Bzgl. Ulrike Meinhof ist mir bisher nur die wichtige Info bekannt, dass ihr Vater starb, als sie fünf Jahre alt war. Sie ist vierzehn, da stirbt ihre Mutter an Krebs. Dies an sich spricht für eine sehr traumatische Kindheit. (Zudem war sie - Jahrgang 1934 - ein Kriegskind) Ich bin aber davon überzeugt, dass es noch mehr braucht, um zum Terroristen zu werden. Wie war der Umgang der Eltern (zu deren Lebzeiten) mit ihr? Gab es Vernachlässigungs- und Gewalterfahrungen in ihrer Kindheit?

Über Andreas Baader fand ich im Internet in diversen Quellen bisher nur die Info, dass er seinen Vater nie kennengelernt hat, da dieser verstarb. Er wuchs in einem Haushalt mit Mutter, Tante und Großmutter auf und soll verwöhnt worden sein. Ich zitiere nicht gerne Diplomarbeiten, aber in folgender fand ich die Info, dass er auch längere Zeit von seiner Mutter getrennt war. Die Mutter ließ Andreas nach Kriegsende bei seiner Großmutter in Thüringen und versuchte in München Geld für die Familie zu verdienen. Erst 1949 - Andreas war sechs Jahre alt - zog die Familie gemeinsam nach München und Mutter und Sohn lebten - nach Jahren der Trennung - wieder zusammen. (vgl. Hofböck, Carina (2010): Die Berichterstattung über die RAF-TerroristInnen in den österreichischen Printmedien. Uni Wien, Diplomarbeit, S. 36) Seine Großmutter muss irgendwann Ende des 19. Jahrhunderts geboren worden sein. Was für einen Erziehungsstil hat sie wohl gegenüber dem Kleinkind Andreas gelebt, als sie mit diesem alleine war? Viele Fragen bleiben offen.

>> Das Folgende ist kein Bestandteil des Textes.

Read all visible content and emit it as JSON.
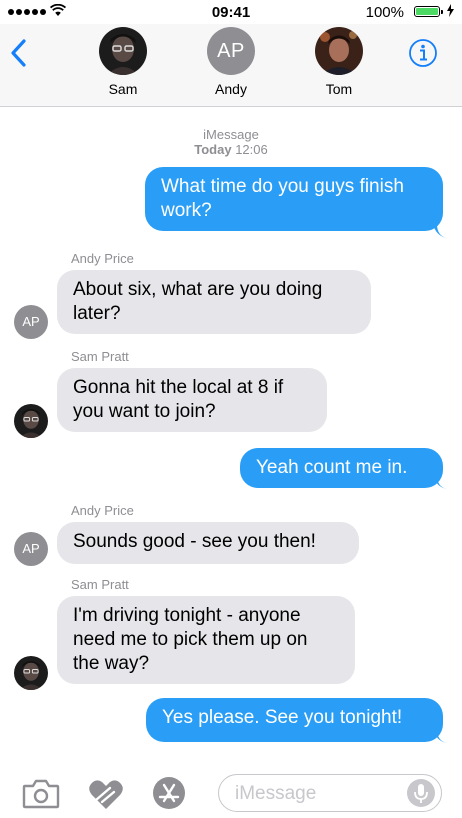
{
  "status": {
    "time": "09:41",
    "battery": "100%"
  },
  "header": {
    "contacts": [
      {
        "name": "Sam"
      },
      {
        "name": "Andy",
        "initials": "AP"
      },
      {
        "name": "Tom"
      }
    ]
  },
  "thread": {
    "service": "iMessage",
    "day": "Today",
    "time": "12:06"
  },
  "messages": [
    {
      "direction": "outgoing",
      "text": "What time do you guys finish\nwork?"
    },
    {
      "direction": "incoming",
      "sender": "Andy Price",
      "initials": "AP",
      "text": "About six, what are you doing\nlater?"
    },
    {
      "direction": "incoming",
      "sender": "Sam Pratt",
      "text": "Gonna hit the local at 8 if\nyou want to join?"
    },
    {
      "direction": "outgoing",
      "text": "Yeah count me in."
    },
    {
      "direction": "incoming",
      "sender": "Andy Price",
      "initials": "AP",
      "text": "Sounds good - see you then!"
    },
    {
      "direction": "incoming",
      "sender": "Sam Pratt",
      "text": "I'm driving tonight - anyone\nneed me to pick them up on\nthe way?"
    },
    {
      "direction": "outgoing",
      "text": "Yes please. See you tonight!"
    }
  ],
  "composer": {
    "placeholder": "iMessage"
  },
  "colors": {
    "accent": "#2a9ef6",
    "incoming_bubble": "#e5e5ea",
    "ios_blue": "#147efb"
  }
}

Es gibt mittlerweile etliche Bücher, vor allem auch Autobiografien der Terroristen selbst, über die RAF. Mir scheint, dass man in den Kindheiten dieser Leute viele Brüche finden kann. Außerdem sprechen alleine ihre Geburtsjahrgänge rein statistisch dafür, dass sie elterliche Gewalt erlebt haben.

Sofern es meine Zeit zukünftig zuläßt, werde ich ausführlich über einzelne Terroristen recherchieren und dies hier im Blog zusammentragen. Sofern die Leserschaft hier schon ergänzende Hinweise hat, bitte, ich freue mich auf Kommentare.